Multiple factors contributed to the incident. The performance of the CSL was worse than usual that day, which was noticeable, but it was not enough to trigger an alarm on the Snowflake side. This was combined with slightly higher load from our side and the fact that the Snowflake CSL cannot be scaled by boosting the warehouse. At some point, the warehouse reached the situation where so many queries were queued that the CSL spent more time requeuing the queries than actually executing them.

EU Incident on May 5th

On 2020-05-08 at 8:30 UTC, we noticed reduced performance of a Snowflake warehouse in our EU region. Since we had already encountered a similar issue in the US region, we immediately took steps to reduce the load and avoid overloading the warehouse in the first place. This led to longer waiting times in jobs, but it allowed us to execute jobs during the whole incident.

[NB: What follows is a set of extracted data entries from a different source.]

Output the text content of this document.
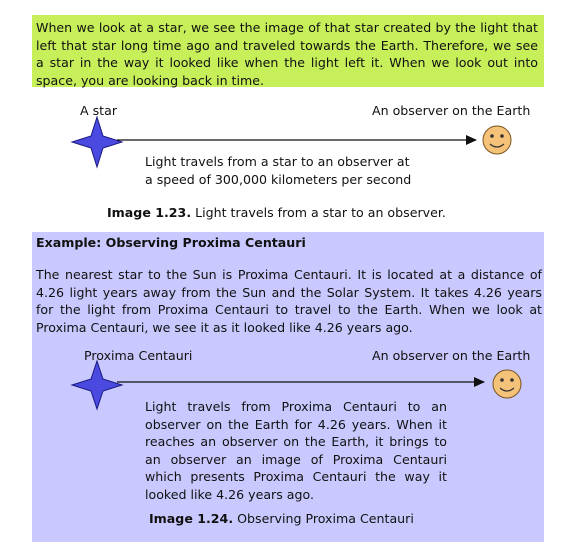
When we look at a star, we see the image of that star created by the light that left that star long time ago and traveled towards the Earth. Therefore, we see a star in the way it looked like when the light left it. When we look out into space, you are looking back in time.
A star	An observer on the Earth
Light travels from a star to an observer at
a speed of 300,000 kilometers per second
Image 1.23. Light travels from a star to an observer.
Example: Observing Proxima Centauri
The nearest star to the Sun is Proxima Centauri. It is located at a distance of 4.26 light years away from the Sun and the Solar System. It takes 4.26 years for the light from Proxima Centauri to travel to the Earth. When we look at Proxima Centauri, we see it as it looked like 4.26 years ago.
Proxima Centauri	An observer on the Earth
Light travels from Proxima Centauri to an observer on the Earth for 4.26 years. When it reaches an observer on the Earth, it brings to an observer an image of Proxima Centauri which presents Proxima Centauri the way it looked like 4.26 years ago.
Image 1.24. Observing Proxima Centauri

We raised the issue with Snowflake and, once they'd discovered the root cause, they applied a fix that resolved the issue. The root cause was uneven distribution of queries in the CSL, which led to an overload and subsequent crash of the underlying machine. With the uneven distribution bug in place, there was not enough computational power in the CSL part allocated to us. While the root cause is different from that of the US incident, the symptoms were the same and so were the reasons why this wasn't a platform-wide incident on Snowflake.

What Are We Doing About This?

First, we're working intensively with Snowflake. During the past few months, both we and Snowflake have learned to measure, detect and ideally avoid this kind of incident. We have both improved our processes for handling CSL issues. While it took more than a month to resolve the first problem, it took us only two hours to resolve the last incident. We both went down the long path of discovering, debugging and untangling a complex issue and we both gained valuable knowledge, albeit at a high price.

We're engaged in discussions with Snowflake engineering in order to better understand the implications of each other's design decisions. We have learned a lot about what limits we are nearing and what can be done about them. Snowflake engineering understands our usage pattern and is taking steps to keep the CSL more stable. We understand what internal limits we're nearing and what we should do to avoid exceeding them. In the long term, we're working on adjusting our design and usage patterns to better match how Snowflake is set up. We will do it without modifying the way Keboola Connection works for you. In the short term, we've updated our maintenance procedures to be able to detect these issues earlier and then to act more quickly, should something similar reoccur. In the short term, Snowflake have added additional resources to the Snowflake CSL and improved monitoring to prevent these issues from occurring again. In the long term, Snowflake are aiming to make the Cloud Service Layer more scalable. 

We've already taken a number of small steps; specifically:

  • We found a bug in a transformation service that caused some roles to be left over. This is already fixed and the number of unused workspaces is slowly decreasing.

  • We'll proceed to clear the rest of the unused database roles in a one-time cleanup. This, along with the previous step, should improve CSL performance on the most affected projects.

  • We've agreed with Snowflake about changes to make to the ODBC driver management to minimize the impact of any future regressions.

  • We're currently checking whether we can implement changes to our usage pattern, as suggested by Snowflake. 

To be absolutely honest, we can't say that the problem is solved, but we now understand the causes and how to mitigate them. There is still a lot of technical work ahead of us. However, we are confident that, if the incidents repeat, we can manage them with less and less impact until they are not noticeable to you. We're really sorry that we haven't delivered the performance you are used to recently. We have all hands on deck, though, to prepare and deliver a permanent fix as soon as possible. In the current hard times, patience is scarce, but we hope you will be patient with us for a bit longer as we tackle the work needed.